Calgary, 1909. An Englishman moves to the Canadian frontier, but is singularly unsuited to it. His letters home are much sunnier than the reality. Intertitles compare his fate to that of a comet.

Extra Films
  • Skylight
  • The Hybrid Union
  • Nullarbor
  • Amazonia

2012’s Oscar Shorts – Live Action

7:00PM Sat, March 24th, 2012
(PG-13, approx 110 min.)
28 S. Main St., Buffalo, WY
(Bring-n-Share Munchies at 6:00PM)
$36 season tickets or $9.00 at the door

Previews can be found on shorts.tv‘s website. (Possible spoilers, especially if you still don’t know who the winners are.)

Pentecost
IRELAND / 11 MINS
Director(s): Peter McDonald
Producer(s): Eimear O’Kane

When Damian is forced to serve as an altar boy at an important mass in his local parish he faces a difficult choice: conform to the status quo or serve an extended ban from his passion in life, football.

Raju
GERMANY / INDIA / 24 MINS
Director(s): Max Zähle
Producer(s): Stefan Gieren

A German couple adopts in Kolkata an Indian orphan. Their child suddenly disappears and they realize that they are part of the problem.

The Shore
NORTHERN IRELAND / 30 MINS
Director(s): Terry George
Producer(s): Oorlagh George

THE SHORE is the uplifting story of two boyhood best friends – Joe (Ciarán Hinds) and Paddy (Conleth Hill) divided for 25 years by the tumult of “The Troubles”. When Joe returns home to Northern Ireland, his daughter Patricia brings the two men together for a reunion, with unexpected results.
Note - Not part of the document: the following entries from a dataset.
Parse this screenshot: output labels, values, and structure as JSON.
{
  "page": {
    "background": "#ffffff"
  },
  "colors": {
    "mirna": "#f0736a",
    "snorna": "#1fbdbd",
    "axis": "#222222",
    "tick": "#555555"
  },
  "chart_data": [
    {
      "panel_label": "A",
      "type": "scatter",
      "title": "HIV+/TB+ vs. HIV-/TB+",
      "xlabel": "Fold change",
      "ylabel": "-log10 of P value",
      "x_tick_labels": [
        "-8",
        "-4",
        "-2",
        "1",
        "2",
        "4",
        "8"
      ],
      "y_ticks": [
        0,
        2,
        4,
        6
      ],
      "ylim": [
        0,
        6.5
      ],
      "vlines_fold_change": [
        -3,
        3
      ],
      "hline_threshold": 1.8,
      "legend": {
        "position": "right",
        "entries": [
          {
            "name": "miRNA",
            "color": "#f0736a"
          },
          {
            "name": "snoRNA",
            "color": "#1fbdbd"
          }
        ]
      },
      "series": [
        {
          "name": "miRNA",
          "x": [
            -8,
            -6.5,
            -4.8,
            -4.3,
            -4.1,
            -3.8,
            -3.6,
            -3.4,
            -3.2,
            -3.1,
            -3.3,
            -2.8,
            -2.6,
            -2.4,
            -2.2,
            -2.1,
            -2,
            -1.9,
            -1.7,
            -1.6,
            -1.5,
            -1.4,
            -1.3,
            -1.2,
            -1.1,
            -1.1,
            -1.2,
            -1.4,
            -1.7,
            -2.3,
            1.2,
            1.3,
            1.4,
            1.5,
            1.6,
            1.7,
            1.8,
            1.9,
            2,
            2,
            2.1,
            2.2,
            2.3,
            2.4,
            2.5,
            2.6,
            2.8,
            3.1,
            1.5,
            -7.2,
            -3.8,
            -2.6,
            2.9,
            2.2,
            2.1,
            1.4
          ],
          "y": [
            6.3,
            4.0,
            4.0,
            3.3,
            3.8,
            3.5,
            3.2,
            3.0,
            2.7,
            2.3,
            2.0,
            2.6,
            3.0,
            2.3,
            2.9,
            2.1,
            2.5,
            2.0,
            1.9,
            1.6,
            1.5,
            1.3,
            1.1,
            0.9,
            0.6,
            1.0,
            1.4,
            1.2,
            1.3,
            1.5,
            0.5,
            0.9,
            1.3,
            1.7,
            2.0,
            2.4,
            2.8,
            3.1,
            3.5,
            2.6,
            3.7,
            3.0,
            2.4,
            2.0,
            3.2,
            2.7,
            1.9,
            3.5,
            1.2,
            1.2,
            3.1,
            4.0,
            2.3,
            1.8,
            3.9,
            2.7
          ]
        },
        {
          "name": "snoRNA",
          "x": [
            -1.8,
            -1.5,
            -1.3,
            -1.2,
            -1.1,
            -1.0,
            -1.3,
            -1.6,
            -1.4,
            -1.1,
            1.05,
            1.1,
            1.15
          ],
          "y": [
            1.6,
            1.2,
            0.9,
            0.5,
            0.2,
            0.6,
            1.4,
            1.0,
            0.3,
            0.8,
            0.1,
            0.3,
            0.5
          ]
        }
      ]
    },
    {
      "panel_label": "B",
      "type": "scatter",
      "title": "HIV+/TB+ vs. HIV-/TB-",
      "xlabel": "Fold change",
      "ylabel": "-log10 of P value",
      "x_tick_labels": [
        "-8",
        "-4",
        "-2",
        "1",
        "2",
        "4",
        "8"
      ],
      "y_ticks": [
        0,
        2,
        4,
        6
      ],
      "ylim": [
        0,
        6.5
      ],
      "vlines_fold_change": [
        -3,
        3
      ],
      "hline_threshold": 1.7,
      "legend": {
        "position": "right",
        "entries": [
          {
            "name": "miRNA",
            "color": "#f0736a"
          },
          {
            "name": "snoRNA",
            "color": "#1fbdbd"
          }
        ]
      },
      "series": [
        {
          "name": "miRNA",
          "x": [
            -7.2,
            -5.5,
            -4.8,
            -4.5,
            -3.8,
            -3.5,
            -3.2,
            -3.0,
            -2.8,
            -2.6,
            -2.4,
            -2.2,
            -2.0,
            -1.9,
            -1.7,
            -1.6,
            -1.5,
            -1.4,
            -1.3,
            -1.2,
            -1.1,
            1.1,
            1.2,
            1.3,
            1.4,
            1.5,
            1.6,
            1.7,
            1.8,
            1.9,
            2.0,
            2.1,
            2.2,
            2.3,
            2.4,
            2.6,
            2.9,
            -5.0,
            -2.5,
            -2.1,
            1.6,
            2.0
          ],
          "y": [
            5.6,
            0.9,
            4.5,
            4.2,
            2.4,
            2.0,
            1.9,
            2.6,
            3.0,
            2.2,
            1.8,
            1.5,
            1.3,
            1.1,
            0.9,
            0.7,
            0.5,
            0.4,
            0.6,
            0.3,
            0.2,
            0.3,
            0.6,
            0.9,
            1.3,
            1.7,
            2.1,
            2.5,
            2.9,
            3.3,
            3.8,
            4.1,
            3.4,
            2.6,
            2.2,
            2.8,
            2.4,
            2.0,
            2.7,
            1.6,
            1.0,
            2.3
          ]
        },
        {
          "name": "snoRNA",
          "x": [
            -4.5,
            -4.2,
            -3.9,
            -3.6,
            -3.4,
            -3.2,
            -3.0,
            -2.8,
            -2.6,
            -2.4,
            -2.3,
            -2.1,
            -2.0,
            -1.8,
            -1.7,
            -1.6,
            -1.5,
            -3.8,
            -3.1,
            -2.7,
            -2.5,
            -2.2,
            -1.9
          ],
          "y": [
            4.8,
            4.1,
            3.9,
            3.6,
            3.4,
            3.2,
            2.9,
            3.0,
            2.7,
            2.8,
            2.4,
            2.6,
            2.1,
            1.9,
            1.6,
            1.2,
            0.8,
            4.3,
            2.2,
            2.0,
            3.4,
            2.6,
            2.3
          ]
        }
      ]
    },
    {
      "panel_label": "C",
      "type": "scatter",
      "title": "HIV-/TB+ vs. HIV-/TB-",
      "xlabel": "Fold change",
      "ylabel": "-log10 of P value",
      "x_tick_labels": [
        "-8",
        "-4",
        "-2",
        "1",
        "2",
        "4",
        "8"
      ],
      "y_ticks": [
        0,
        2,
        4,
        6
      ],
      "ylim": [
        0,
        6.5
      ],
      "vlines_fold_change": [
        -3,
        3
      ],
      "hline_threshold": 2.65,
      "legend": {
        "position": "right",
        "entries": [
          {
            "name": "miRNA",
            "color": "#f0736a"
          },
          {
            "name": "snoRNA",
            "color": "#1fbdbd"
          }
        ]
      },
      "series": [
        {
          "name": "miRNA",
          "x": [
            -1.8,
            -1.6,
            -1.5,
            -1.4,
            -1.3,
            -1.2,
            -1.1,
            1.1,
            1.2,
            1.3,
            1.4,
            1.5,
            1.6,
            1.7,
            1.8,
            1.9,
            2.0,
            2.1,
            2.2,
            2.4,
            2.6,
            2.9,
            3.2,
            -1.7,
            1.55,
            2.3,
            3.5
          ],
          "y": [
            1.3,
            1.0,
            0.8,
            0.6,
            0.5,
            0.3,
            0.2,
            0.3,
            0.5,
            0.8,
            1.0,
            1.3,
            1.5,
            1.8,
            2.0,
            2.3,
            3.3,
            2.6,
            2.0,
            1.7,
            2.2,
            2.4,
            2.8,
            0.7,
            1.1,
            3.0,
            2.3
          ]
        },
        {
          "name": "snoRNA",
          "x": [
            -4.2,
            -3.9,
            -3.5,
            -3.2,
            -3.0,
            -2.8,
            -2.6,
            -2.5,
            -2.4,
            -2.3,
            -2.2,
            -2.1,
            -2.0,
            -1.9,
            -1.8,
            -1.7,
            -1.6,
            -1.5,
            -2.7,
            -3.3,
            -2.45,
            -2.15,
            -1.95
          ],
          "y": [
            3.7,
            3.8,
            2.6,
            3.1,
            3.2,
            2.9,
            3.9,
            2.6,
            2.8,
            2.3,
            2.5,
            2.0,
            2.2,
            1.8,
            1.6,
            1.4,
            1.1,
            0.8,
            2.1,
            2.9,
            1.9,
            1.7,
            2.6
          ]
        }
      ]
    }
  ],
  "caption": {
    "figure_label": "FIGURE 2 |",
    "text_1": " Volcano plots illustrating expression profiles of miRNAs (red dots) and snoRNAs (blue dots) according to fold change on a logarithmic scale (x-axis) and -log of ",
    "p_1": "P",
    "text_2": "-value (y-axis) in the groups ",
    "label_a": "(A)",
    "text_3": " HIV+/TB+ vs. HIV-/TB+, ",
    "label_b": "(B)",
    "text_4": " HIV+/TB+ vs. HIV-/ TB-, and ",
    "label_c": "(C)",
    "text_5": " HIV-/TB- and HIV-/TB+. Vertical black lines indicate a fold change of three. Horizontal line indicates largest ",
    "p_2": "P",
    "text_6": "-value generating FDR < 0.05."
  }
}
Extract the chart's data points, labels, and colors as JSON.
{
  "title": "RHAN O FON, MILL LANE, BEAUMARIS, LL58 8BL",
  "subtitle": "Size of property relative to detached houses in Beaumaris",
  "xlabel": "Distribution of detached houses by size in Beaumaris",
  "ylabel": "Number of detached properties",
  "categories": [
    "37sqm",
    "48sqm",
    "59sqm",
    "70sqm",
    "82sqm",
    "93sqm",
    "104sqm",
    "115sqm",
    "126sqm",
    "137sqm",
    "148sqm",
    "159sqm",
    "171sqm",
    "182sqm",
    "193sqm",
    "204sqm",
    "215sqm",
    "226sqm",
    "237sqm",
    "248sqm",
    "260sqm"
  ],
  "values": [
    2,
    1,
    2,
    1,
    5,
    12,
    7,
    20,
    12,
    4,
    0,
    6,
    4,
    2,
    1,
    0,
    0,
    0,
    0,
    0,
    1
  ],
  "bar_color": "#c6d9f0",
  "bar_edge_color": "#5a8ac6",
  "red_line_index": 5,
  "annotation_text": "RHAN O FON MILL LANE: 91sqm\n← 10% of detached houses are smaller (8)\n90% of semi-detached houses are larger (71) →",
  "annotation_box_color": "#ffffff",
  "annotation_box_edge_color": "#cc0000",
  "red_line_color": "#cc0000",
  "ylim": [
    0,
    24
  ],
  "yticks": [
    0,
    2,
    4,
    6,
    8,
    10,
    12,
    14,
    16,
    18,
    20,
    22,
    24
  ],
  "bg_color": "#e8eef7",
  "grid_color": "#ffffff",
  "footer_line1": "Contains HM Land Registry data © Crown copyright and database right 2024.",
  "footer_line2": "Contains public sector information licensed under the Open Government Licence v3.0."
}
What happened all those years ago? Can old wounds be healed? The answer is both hilarious and moving. THE SHORE is about one of the small personal reconciliations that coincide with a national reconciliation.

Time Freak
USA / 11 MINS
Director(s): Andrew Bowler
Producer(s): Gigi Causey

A neurotic inventor creates a time machine, only to get caught up traveling around yesterday.

Tuba Atlantic
NORWAY / 25 MINS
Director(s): Hallvar Witzø
Producer(s): Gudrun Austli

When seventy-year-old Oskar is told that he has only six days left to live, he wants to put things right with his brother who lives in New Jersey. Inger, a public “death angel” is sent out to help Oscar through his remaining days. A huge horn stands at the edge of the sea, built by the brothers when they were kids. Will its sound cross the Atlantic?